C’est d’autant plus rageant que la France est à l’origine de l’industrie de l’aluminium. Les Baux-de-Provence où le minerai a été découvert a donné son nom à la bauxite. C’est dans le Gard que celle-ci fut pour la première fois au monde utilisée industriellement. C’est encore un Français qui a inventé le procédé de l’électrolyse qui permet de transformer de l’alumine en aluminium.
Pendant longtemps la recherche française a été à la pointe dans ce domaine. Les trois quarts des cuves à électrolyse à travers le monde étaient signées Pechiney.
Puis, un beau jour de 2003, les sphères dirigeantes, l’Etat français, a laissé filer, suite à une OPA qui aurait pu être évitée, ce fleuron racheté alors par l’Américain Alcan, lui-même repris un peu plus tard par le méga-groupe anglo-australien Rio Tinto. Des entreprises plus proches du capitalisme financier que du modèle Rhénan patrimonial…
Ce qui devait arriver était écrit. L’ex-Pechiney a été peu à peu démantelé. Les effectifs étaient de 23 000 salariés. Ils sont tombés à 3 000. Toute la construction patiente de Jean Gandois, l’ancien patron de Pechiney est partie aux quatre vents : l’emballage a été vendu à l’Australien Amcor, la division produits usines pour l’aéronautique et l’automobile a été reprise par le Fonds d’investissement américain Apollo, etc.
Il ne reste plus que l’usine historique de Saint-Jean-de-Maurienne, soit 2 200 emplois directs et indirects, le « cœur » de l’ex-Pechiney depuis l’origine de l’entreprise, la seule avec Dunkerque a fabriquer encore de l’aluminium en France.
Une unité qui constitue une accumulation de savoir-faire avec sa centaine de cuves d’électrolyse, sa fonderie et son centre de recherche resté particulièrement performant. Tout cela pourrait diparaître, s’envoler vers d’autres cieux, plongeant au passage la vallée de la Maurienne dans un profond marasme.

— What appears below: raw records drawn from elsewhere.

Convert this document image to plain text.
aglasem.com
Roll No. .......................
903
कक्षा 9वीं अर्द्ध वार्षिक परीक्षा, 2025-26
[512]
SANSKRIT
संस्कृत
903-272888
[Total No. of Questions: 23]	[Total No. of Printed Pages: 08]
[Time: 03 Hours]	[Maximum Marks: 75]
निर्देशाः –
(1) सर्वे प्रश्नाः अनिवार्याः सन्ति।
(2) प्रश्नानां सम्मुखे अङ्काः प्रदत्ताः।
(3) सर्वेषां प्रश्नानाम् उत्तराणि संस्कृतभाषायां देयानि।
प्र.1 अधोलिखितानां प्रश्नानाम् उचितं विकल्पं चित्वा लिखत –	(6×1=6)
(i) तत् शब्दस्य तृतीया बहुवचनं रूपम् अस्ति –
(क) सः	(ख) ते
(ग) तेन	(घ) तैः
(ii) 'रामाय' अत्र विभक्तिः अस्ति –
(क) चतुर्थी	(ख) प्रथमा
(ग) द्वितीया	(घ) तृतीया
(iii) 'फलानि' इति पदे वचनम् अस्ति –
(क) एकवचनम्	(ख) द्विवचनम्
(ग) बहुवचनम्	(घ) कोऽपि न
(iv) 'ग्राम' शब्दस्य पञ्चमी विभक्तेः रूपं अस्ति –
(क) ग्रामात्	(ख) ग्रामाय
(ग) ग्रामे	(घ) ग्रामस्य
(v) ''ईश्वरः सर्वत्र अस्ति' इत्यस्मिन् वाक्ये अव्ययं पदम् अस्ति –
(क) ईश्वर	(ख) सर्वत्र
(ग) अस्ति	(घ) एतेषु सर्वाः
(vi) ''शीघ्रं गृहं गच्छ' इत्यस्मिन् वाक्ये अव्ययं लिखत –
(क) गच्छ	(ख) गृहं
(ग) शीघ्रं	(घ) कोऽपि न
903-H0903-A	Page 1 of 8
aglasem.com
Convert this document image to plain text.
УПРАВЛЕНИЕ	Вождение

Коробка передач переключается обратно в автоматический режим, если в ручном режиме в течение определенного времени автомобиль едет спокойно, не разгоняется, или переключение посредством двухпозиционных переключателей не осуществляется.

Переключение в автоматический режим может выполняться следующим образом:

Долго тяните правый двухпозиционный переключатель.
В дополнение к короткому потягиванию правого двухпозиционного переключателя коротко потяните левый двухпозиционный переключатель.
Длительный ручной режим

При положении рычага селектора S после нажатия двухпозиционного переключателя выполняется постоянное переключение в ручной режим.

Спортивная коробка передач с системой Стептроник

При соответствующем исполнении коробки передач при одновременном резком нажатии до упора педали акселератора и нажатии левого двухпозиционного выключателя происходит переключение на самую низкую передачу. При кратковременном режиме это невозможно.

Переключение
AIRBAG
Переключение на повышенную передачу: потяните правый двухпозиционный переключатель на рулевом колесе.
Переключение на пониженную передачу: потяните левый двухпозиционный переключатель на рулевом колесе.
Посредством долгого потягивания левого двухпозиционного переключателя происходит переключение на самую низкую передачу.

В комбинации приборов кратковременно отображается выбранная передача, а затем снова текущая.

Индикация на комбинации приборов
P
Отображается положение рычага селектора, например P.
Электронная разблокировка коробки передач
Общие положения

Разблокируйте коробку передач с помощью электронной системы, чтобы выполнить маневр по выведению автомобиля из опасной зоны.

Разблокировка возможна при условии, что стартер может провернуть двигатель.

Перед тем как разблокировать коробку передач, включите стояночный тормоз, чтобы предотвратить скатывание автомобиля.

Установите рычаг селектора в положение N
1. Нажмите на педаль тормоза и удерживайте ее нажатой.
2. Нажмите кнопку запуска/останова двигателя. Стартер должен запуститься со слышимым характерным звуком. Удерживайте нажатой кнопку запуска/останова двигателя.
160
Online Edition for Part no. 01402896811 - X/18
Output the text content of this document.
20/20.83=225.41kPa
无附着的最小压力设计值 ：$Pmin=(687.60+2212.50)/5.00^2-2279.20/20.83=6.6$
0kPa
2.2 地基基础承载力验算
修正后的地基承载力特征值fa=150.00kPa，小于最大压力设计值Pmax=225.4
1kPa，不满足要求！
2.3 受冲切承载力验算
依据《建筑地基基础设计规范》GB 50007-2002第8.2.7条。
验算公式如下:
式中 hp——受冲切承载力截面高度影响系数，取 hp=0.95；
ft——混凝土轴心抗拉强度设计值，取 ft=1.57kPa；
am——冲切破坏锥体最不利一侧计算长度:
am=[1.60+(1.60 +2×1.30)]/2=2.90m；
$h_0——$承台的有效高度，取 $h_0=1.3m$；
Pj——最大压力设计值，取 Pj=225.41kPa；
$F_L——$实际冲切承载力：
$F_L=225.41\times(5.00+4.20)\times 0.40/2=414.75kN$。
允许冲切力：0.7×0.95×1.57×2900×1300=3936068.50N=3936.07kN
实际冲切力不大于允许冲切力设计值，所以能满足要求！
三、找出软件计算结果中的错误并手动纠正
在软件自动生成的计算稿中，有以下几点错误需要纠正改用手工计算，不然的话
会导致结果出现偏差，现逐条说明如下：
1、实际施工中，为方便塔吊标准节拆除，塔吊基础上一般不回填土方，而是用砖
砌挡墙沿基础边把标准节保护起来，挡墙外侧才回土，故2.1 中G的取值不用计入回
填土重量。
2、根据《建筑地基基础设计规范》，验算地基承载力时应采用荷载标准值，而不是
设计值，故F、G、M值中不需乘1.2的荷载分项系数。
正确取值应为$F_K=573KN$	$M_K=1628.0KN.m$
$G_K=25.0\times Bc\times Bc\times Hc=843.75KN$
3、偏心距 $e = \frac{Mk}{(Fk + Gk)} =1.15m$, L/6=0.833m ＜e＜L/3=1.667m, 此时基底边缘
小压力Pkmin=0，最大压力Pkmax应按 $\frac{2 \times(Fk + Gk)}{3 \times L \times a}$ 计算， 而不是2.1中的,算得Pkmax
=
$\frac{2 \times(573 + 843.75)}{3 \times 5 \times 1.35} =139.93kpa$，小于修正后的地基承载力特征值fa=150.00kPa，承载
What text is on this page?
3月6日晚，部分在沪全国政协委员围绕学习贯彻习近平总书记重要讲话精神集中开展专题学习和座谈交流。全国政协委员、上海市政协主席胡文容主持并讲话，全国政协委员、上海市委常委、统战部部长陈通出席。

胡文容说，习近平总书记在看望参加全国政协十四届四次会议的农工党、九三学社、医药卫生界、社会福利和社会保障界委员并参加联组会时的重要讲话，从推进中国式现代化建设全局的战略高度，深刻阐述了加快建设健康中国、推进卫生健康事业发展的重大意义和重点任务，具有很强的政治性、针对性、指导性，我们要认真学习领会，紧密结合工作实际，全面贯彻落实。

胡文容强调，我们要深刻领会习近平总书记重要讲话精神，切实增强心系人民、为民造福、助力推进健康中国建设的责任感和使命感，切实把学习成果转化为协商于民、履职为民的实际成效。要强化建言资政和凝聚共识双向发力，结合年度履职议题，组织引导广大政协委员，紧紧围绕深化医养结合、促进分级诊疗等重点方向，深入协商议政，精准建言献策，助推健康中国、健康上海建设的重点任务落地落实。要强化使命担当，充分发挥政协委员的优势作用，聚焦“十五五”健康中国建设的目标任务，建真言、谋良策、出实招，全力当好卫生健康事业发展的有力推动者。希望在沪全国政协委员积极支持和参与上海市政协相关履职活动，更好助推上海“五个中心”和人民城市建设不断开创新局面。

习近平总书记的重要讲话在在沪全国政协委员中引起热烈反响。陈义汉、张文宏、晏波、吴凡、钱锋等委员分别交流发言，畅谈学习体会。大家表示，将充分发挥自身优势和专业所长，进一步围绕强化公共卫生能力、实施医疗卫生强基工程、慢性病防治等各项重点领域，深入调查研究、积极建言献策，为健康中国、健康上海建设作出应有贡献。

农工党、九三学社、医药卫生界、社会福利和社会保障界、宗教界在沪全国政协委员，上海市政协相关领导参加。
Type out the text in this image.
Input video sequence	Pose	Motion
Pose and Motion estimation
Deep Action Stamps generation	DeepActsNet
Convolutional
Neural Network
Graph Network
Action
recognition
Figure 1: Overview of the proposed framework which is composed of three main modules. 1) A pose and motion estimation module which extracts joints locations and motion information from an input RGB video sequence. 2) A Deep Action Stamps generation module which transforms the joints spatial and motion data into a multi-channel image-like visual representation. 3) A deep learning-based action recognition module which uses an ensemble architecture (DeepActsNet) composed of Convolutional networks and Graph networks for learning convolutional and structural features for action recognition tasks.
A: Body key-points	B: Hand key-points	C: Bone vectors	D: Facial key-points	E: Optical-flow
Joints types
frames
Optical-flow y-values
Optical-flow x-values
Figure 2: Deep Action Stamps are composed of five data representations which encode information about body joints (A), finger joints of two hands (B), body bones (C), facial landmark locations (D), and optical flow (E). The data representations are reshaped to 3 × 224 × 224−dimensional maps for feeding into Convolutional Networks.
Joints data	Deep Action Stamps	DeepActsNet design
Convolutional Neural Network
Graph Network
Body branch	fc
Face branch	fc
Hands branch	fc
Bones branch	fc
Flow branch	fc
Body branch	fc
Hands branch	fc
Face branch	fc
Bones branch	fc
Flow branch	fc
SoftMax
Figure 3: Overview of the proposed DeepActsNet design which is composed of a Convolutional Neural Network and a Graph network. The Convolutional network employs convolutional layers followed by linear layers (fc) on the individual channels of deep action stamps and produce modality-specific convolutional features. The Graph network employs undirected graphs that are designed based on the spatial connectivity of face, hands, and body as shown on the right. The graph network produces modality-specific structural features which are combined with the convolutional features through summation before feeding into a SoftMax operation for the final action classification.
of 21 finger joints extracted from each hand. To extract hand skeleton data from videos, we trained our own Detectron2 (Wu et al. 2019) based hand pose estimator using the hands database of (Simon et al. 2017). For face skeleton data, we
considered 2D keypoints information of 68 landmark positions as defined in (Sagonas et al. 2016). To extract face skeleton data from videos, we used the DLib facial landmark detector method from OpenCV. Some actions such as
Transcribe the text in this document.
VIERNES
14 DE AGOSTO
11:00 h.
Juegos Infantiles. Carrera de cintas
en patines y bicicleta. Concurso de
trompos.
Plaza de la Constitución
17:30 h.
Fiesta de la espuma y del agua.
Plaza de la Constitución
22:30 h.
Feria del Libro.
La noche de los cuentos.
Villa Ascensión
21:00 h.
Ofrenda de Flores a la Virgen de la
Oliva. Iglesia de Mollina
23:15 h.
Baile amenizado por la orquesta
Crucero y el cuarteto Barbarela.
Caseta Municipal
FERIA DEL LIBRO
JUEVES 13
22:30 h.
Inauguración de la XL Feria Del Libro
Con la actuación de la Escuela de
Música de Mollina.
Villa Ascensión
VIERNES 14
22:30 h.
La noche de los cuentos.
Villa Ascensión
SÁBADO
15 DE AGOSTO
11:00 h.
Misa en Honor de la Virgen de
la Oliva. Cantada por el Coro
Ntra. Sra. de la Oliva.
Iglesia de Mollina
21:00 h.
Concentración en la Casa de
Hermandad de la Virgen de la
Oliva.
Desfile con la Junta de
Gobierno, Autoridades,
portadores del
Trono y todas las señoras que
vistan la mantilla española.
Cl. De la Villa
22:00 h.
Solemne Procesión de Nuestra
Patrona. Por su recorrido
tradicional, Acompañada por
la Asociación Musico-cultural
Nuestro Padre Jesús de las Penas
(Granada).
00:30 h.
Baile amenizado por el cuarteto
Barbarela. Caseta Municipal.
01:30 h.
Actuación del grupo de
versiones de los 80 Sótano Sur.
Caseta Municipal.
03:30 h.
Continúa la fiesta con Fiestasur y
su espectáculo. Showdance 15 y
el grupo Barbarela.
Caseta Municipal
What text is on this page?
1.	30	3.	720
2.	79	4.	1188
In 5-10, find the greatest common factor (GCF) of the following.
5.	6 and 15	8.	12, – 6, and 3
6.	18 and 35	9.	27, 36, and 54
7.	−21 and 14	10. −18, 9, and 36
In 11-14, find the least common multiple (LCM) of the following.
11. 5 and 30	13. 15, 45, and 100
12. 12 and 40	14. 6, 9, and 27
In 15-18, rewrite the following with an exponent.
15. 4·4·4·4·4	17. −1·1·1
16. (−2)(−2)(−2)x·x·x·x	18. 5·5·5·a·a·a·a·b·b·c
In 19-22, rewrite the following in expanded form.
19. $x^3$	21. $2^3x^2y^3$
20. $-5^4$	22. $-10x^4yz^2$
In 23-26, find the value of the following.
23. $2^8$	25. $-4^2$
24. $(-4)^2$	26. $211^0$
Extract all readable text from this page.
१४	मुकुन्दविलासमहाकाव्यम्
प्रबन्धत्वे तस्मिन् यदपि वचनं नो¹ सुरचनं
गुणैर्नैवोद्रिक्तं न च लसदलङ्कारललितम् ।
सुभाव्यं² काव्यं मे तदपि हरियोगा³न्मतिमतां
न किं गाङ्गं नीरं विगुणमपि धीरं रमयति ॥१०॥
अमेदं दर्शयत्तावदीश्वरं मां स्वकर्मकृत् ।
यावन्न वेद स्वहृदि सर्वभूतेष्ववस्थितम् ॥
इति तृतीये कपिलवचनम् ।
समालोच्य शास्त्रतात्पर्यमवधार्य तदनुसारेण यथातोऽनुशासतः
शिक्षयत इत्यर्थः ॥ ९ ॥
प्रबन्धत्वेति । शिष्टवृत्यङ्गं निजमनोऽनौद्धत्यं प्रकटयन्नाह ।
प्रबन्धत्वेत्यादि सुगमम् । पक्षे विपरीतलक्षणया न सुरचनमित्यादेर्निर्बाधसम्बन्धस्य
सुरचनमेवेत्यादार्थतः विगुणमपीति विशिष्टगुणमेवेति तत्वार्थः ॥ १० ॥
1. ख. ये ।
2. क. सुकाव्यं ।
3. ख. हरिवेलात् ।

Rio Tinto envisage de vendre, ou sinon de fermer, ce qui provoque un grand émoi dans la vallée. Le groupe anglo-australien est engagé dans un bras de fer avec EDF qui lui fournit l’électricité dont l’usine est une très grande consommatrice, l’électrolyse en est très gourmande.
L’usine bénéficiait d’un tarif très favorable suite à un contrat signé sur le long terme qui s’achève en 2013. Le prix du mégawatt pourrait alors passer de 18 euros à 30 euros. Trop cher pour Rio Tinto qui s’appuie sur cette hausse pour menacer d’une délocalisation vers d’autres cieux.
Si Saint-Jean-de-Maurienne disparaît, Dunkerque disparaîtra aussi et la France deviendra alors totalement dépendante de l’étranger pour nourrir une industrie de plus en plus consommatrice d’aluminium : pour l’automobile, pour l’aéronautique…avec une nouvelle dégringolade de notre balance du commerce extérieur en perspectivce.
Les élus de la vallée se battent comme de beaux diables pour maintenir cette usine. Le prochain gouvernement quel qu’il soit devrait prendre le dossier à bras le corps. Mais on se rend compte là que la chaîne inéluctable s’est enclenchée le jour où on a laissé partir ce fleuron de notre industrie.
Il aurait fallu, bien avant que le « produire français » devienne-bien tardivement-un thème de campagne électorale, que l’on sache faire des choix; bref, que l’on se dote d’une vision et d’une politique industrielle. Et s’y tenir. Trop tard ?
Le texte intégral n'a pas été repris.